Next came the iPF9000, which has a 60 inch wide carriage, an internal 40GB hard drive to store print jobs and a price of about US$14,750 in the U.S., which means it's intended more for graphic design houses and other workgroup scenarios.
At Photokina, Canon added a third model, the iPF8000, a 44 inch wide carriage version that's a variation on the same theme. Not long before we boarded a plane for Europe we received a review unit of the iPF5000, and it will be stress tested as we work through a backlog of print requests a bit later this month. Until then, we can't say too much about the peak print quality it can deliver, and therefore we can't extrapolate an opinion about its new 44 inch cousin, the iPF8000. The iPF8000 is slated to ship in October 2006 at a manufacturer's suggested list price of US$5995 in the U.S.
Epson Stylus Pro 3800 If we were to pick a printer based solely on the quality of the prints in the manufacturer's booth, it would be the new 17 inch carriage Epson Stylus Pro 3800. Or any Epson Pro-series printer for that matter, because the company has a knack for choosing subject matter and preparing image files so that the result is prints from Epson products that are of stunning quality.
The black and white prints rolling out of the Epson Stylus Pro 3800s on the show floor looked particularly good. So, if your only criteria is how nicely can the printer manufacturer make their printers work, march straight to Epson with your credit card in hand.
Of course, most of us will apply a somewhat more sophisticated set of criteria in choosing an inkjet for the home or studio. Including examining what sort of features the printer offers for the price, plus what sort of print quality emerges from photographs other than Epson's. Given the similarity between the 3800 and the Stylus Pro 4800 we own, however, we're expecting that a custom-profiled 3800 will produce a really fine colour print, and that the Advanced Black and White mode of the printer driver will make a really fine black and white print. Epson is in fact touting better print quality from the 3800 than the very-similar 4800, thanks to refined screening algorithms in the new printer that add up to promised smoother tonal gradations.
|Views of the Epson Stylus Pro 3800: Click any photo to enlarge. (Photos courtesy Epson and by Rob Galbraith/Little Guy Media)|
Assuming the print quality is there, then the only thing left is to look at what the printer offers for the money. And in this way, we think Epson has knocked it out of the ballpark.

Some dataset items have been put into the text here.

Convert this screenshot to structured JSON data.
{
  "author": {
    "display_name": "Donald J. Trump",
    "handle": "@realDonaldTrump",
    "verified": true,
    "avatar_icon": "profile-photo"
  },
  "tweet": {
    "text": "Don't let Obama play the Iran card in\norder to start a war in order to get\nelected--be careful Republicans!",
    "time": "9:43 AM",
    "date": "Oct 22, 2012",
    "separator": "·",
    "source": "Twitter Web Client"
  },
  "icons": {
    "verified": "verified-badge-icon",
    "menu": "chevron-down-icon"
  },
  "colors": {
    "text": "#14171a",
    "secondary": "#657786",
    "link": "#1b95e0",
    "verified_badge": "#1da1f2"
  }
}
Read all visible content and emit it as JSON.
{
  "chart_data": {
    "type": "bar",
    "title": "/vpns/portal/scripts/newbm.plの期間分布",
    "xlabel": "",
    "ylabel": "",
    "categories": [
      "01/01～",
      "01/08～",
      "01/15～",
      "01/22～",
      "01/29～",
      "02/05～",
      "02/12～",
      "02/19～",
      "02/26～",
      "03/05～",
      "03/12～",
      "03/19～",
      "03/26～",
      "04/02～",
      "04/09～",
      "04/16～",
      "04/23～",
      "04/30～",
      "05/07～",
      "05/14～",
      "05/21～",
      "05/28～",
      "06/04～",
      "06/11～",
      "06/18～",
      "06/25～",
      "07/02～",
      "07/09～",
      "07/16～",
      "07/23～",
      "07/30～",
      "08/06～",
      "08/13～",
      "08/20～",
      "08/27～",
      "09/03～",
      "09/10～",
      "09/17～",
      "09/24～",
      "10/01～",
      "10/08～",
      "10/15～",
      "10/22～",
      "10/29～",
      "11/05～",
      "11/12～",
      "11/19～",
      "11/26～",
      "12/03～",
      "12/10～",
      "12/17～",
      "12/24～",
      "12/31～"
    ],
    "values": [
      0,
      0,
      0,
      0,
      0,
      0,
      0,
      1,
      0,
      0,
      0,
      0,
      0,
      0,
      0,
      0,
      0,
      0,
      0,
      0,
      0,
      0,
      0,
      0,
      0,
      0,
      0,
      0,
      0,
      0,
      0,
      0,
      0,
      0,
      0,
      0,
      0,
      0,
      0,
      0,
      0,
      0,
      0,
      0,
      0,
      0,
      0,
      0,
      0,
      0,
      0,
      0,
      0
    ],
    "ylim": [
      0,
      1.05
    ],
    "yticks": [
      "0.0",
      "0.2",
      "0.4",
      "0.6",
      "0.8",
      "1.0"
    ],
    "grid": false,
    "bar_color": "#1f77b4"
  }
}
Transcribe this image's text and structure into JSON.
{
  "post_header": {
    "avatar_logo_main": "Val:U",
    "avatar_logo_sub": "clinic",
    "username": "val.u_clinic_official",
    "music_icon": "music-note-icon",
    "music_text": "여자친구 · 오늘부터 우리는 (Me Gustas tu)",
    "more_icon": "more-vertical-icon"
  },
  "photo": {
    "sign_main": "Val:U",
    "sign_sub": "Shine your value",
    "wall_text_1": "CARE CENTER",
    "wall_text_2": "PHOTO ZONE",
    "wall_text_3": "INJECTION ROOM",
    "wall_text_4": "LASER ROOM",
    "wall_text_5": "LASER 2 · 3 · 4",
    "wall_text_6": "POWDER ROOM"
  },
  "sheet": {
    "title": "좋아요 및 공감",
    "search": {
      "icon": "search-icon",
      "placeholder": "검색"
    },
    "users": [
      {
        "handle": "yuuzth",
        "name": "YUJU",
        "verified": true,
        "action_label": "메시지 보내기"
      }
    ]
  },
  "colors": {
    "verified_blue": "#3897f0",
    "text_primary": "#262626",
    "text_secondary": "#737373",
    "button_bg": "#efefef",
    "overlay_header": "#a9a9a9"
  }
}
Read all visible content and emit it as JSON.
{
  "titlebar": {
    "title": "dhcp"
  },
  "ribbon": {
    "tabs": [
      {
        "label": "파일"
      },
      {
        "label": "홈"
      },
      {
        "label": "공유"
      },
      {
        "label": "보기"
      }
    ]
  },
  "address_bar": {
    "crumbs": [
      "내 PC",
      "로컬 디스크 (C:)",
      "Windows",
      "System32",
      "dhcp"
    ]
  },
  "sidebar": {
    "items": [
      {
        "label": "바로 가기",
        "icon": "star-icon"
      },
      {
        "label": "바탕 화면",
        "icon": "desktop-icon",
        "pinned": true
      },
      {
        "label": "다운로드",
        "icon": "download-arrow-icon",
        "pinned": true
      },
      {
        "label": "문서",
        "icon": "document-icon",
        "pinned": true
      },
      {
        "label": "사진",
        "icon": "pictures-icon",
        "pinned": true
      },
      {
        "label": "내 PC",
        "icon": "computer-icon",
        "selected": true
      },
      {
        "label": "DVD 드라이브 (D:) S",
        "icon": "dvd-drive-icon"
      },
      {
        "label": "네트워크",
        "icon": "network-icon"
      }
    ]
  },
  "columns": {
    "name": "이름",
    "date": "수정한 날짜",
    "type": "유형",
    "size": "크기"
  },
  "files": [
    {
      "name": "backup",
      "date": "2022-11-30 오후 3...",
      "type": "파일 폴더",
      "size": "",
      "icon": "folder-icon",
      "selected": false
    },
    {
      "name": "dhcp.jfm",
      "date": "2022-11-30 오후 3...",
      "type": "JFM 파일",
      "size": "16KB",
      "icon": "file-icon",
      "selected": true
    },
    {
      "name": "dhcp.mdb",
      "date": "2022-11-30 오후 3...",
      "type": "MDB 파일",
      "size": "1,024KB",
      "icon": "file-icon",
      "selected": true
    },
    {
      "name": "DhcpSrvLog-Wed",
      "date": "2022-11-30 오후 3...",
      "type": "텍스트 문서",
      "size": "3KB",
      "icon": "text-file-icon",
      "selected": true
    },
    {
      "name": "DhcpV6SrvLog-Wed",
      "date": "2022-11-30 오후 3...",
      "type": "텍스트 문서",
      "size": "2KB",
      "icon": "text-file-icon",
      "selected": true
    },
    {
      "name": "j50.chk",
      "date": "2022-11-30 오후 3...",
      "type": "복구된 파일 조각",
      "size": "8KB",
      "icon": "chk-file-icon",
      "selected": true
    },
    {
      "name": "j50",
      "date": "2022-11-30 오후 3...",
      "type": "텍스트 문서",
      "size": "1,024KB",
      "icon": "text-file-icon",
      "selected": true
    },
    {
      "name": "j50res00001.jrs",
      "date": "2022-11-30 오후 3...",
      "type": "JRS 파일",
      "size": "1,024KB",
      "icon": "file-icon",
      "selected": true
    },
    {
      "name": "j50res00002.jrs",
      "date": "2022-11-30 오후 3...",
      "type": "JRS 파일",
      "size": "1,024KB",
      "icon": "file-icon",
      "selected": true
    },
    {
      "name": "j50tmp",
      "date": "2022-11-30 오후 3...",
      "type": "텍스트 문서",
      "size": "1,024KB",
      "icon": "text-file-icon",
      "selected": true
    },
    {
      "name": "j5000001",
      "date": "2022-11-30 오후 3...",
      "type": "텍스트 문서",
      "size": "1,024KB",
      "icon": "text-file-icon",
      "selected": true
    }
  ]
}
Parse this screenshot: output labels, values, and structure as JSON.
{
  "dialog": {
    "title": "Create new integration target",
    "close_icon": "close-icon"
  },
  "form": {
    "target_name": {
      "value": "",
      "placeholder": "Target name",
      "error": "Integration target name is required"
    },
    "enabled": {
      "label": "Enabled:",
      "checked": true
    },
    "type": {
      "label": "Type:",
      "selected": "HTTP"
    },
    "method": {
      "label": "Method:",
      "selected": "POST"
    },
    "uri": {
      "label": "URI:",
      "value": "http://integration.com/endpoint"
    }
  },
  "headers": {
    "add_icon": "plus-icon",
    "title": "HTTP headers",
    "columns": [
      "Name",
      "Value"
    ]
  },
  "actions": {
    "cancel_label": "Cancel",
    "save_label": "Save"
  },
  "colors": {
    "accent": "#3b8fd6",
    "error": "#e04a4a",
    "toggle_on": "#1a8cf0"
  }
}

For an expected street price of US$1295 in the U.S., Epson appears to have stuffed a lot of value into this printer model. Some of the key points about the Epson Stylus Pro 3800 worth noting are:
- It has the same eight-ink print head as the 4800, and utilizes the same Ultrachrome K3 pigment inks (though not in the same cartridges). Droplet size, at 3.5pl, is also the same, as you would expect given the print head is essentially identical.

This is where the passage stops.